3. Outre qu'il ne justifie d'aucune démarche auprès des services préfectoraux, M. B a vu sa demande de renouvellement implicitement rejetée, et il a d'ailleurs demandé les motifs de ce refus par courrier du 19 septembre 2024. Le rejet de sa demande fait obstacle à ce qu'il puisse prétendre à la délivrance d'une attestation de prolongation d'instruction. Par suite, ses conclusions en injonction doivent être rejetées. Il en est de même, par voie de conséquence, de ses conclusions au titre des dispositions de l'article L. 761-1 du code de justice administrative.

O R D O N N E :

Article 1er : La requête de M. B est rejetée.

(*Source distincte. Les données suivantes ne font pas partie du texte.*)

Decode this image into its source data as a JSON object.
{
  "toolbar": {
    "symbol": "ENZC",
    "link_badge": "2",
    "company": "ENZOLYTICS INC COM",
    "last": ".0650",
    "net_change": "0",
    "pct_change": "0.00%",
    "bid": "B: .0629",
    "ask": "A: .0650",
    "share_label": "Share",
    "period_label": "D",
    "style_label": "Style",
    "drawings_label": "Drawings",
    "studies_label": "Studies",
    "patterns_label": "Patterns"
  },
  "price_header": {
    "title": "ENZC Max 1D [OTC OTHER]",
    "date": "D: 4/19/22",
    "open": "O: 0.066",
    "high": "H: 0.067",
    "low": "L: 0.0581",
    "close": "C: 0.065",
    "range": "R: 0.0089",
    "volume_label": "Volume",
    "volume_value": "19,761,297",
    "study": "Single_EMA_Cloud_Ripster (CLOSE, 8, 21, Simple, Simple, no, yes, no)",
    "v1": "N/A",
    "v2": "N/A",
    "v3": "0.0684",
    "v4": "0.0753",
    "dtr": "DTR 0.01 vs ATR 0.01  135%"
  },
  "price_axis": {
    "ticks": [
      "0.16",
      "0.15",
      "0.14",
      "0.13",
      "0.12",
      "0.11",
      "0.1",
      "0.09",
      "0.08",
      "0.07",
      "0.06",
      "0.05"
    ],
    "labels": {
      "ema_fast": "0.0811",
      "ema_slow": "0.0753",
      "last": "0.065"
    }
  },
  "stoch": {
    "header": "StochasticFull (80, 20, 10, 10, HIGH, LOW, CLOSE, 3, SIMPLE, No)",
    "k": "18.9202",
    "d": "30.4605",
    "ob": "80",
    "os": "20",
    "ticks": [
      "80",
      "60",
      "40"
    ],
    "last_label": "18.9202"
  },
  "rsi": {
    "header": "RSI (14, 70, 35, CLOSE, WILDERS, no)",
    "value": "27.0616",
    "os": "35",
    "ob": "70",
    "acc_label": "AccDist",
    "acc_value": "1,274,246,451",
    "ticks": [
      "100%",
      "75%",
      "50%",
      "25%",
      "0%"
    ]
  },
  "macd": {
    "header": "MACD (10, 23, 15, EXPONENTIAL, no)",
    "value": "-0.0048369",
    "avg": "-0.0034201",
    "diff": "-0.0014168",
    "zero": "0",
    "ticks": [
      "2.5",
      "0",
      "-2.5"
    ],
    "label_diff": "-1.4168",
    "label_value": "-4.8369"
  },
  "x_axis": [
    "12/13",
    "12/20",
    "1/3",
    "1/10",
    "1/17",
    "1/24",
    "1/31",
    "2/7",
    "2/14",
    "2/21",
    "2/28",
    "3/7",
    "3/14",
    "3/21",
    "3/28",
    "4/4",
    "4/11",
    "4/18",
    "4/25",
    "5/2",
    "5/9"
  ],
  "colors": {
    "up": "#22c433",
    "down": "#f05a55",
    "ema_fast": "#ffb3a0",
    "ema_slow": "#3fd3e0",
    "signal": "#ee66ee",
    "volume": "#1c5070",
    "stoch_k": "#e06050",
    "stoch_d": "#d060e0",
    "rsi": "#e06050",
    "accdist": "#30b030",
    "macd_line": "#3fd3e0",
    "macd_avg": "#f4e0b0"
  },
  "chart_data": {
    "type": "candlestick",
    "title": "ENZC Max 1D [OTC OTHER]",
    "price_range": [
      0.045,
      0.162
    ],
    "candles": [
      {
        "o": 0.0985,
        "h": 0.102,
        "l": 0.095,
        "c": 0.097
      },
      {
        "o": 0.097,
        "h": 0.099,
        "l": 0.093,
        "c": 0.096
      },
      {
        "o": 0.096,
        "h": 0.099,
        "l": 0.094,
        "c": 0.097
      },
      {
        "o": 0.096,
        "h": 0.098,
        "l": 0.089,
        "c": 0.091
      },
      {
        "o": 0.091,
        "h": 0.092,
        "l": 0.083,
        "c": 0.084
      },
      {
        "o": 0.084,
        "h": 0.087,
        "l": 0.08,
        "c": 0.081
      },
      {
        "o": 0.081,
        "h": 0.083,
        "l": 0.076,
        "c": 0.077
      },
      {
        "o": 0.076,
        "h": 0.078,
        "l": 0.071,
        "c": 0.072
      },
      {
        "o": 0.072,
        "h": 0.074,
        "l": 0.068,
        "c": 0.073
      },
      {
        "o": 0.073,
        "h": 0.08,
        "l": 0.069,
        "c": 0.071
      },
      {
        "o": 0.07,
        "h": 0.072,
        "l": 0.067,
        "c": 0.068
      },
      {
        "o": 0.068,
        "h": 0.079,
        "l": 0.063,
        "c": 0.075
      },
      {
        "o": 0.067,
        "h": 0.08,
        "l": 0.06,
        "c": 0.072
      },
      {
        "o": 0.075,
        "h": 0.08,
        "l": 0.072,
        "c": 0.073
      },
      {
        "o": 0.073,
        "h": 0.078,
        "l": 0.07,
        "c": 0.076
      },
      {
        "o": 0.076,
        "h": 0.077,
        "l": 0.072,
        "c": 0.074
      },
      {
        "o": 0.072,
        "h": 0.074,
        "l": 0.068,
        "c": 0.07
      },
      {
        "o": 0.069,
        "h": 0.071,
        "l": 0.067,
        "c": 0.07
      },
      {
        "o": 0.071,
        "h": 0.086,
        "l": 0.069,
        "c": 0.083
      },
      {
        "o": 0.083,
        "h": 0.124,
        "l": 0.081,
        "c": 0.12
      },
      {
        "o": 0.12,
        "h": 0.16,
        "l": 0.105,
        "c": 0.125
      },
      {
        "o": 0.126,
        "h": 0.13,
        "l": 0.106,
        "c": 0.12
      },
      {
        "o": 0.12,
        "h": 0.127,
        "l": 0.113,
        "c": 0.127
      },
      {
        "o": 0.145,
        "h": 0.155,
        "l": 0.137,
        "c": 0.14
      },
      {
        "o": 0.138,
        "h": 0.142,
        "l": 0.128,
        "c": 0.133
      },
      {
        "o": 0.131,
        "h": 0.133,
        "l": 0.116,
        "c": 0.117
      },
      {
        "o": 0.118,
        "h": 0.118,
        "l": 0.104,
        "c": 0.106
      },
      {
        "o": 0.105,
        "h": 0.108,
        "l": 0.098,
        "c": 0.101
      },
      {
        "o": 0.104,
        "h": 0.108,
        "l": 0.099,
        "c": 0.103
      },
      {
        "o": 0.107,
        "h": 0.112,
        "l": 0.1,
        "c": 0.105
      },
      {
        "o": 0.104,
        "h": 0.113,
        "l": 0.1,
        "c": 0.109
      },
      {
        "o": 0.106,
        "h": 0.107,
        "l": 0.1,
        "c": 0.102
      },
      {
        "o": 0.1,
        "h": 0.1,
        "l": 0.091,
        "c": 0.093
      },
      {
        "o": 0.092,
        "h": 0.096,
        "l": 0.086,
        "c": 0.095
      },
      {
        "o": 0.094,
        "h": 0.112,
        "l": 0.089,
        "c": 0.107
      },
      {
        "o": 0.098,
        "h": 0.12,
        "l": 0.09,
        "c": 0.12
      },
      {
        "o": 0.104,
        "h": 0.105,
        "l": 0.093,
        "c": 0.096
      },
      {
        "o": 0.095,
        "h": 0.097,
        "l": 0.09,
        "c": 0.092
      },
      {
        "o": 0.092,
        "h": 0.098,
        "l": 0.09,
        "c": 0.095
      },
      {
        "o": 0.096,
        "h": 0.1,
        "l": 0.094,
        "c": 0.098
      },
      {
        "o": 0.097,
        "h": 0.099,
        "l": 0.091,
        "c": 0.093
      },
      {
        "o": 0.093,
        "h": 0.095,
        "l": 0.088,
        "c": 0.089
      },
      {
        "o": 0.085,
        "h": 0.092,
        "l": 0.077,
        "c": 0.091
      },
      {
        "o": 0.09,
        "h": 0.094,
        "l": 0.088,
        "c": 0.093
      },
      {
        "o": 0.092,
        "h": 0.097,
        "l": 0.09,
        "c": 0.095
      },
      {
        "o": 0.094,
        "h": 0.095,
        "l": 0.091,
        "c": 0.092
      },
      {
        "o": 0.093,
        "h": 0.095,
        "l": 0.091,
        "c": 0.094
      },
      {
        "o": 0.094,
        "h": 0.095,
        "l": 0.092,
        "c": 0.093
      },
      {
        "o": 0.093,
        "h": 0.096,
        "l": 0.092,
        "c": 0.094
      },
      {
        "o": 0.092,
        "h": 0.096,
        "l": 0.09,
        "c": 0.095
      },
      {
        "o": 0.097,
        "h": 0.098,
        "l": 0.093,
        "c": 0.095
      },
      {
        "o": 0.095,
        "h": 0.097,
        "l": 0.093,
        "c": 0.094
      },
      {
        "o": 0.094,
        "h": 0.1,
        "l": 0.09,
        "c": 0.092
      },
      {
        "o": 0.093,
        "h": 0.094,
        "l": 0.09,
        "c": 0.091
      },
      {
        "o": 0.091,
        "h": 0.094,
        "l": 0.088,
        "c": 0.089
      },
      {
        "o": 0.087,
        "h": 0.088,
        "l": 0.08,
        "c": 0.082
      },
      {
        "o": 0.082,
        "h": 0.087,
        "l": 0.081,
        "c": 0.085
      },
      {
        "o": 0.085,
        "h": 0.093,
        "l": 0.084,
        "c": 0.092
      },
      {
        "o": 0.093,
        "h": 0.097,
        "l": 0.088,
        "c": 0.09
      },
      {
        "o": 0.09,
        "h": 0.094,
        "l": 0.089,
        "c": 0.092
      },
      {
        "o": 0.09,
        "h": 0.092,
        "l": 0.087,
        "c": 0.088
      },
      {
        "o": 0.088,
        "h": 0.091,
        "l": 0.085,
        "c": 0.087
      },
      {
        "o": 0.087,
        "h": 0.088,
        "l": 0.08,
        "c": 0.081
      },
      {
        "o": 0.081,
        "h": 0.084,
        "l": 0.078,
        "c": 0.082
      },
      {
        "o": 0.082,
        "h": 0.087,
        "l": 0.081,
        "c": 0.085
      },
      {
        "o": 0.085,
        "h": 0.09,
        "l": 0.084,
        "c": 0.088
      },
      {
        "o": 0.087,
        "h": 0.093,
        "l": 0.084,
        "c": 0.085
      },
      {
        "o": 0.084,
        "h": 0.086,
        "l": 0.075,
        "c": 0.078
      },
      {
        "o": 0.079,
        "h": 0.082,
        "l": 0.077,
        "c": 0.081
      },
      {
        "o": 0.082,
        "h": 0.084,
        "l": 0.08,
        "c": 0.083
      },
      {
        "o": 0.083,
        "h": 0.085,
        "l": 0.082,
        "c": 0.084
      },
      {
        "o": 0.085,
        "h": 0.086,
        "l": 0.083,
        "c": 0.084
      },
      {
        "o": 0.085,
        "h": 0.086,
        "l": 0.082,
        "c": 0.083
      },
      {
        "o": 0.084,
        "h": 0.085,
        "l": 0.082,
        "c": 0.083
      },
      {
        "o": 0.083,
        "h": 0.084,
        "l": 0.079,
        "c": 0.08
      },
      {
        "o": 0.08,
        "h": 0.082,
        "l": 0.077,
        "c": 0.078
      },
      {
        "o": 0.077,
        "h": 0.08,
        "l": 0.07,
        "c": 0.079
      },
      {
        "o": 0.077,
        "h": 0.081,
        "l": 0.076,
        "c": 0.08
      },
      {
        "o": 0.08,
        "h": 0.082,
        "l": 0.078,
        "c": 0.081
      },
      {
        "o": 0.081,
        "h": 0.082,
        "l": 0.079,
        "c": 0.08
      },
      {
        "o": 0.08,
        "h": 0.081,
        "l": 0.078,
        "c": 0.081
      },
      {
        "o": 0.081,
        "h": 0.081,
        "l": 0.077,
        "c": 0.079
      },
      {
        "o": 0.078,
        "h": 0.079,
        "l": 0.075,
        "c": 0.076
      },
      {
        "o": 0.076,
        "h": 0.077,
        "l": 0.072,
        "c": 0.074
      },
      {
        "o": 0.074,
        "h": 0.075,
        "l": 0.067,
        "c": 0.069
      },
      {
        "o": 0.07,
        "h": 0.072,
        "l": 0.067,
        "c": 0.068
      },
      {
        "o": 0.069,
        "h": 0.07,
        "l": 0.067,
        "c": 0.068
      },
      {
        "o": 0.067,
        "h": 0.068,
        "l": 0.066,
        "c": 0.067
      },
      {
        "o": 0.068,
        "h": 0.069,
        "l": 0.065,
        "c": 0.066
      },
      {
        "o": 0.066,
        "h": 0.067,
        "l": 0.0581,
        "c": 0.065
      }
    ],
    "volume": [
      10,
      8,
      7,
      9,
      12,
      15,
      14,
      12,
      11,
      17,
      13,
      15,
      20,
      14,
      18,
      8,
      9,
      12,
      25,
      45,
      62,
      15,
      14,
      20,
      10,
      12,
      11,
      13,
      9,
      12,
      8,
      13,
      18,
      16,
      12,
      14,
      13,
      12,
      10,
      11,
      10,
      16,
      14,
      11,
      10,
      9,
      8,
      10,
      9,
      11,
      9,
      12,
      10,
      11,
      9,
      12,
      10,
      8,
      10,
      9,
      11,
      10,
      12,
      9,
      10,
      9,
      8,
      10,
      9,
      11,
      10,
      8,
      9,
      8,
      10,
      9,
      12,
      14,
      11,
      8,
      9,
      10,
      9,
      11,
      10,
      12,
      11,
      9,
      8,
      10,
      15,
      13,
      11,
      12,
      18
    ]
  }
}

Article 2 : La présente ordonnance sera notifiée à M. A B.

Fait à Grenoble, le 2 octobre 2024.

La juge des référés,

A. C

La République mande et ordonne au ministre de l'intérieur en ce qui le concerne et à tous commissaires de justice à ce requis en ce qui concerne les voies de droit commun, contre les parties privées, de pourvoir à l'exécution de la présente décision.